Confusion in the body positive community.
One of my favorite things to do is watch Youtube videos. Recently, one of the Youtubers I subscribe to admitted that she had weight loss surgery. Almost immediately, there were videos and comments about how she was no longer “body positive.” For some reason there is a notion that if you lose weight you hate yourself and you have somehow betrayed the plus size movement. Unfortunately, this isn’t the first time I’ve seen this kind of negativity. Not only is it hypocritical, but it’s also inaccurate. I’ve decided to define and explain what the term means for whomever may not know.
What is body positivity?
According to Wikipedia, “The Body Positive Movement is a movement that encourages people to adopt more forgiving and affirming attitudes towards their bodies, with the goal of improving overall health and well-being.” Nowhere in this definition states it only applies to plus size women, nor does it state if you decide to lose weight you can no longer be a part of it.
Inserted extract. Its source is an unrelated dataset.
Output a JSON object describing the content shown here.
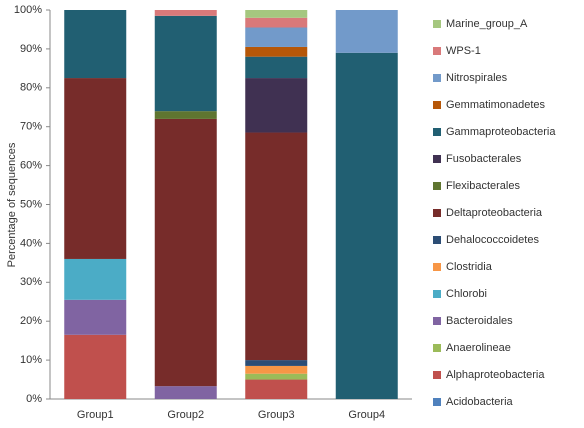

On the other hand, it does say the goal is to improve health and well-being, which can be mental, physical, or emotional. This means you can, in fact, lose weight, work out, or go on a diet and still be body positive. You can be a size 2 or a size 22 and still be body positive.
The ultimate goal.
If you condemn another woman for going to the gym, or losing weight, you have misconstrued the purpose of the movement. Furthermore, you are just as bad as the body shamers you claim to be against. Who are you to tell someone whether or not they are body positive? We cannot create a safe space for all bodies, then exclude people from it because their choices differ from ours. We cannot say “I support women” then follow that up with “But she is lazy/ugly/too fat/too skinny.” This movement should be a sisterhood where we uplift and support. I will continue to promote body positivity in an all-inclusive matter. Hopefully, you will too.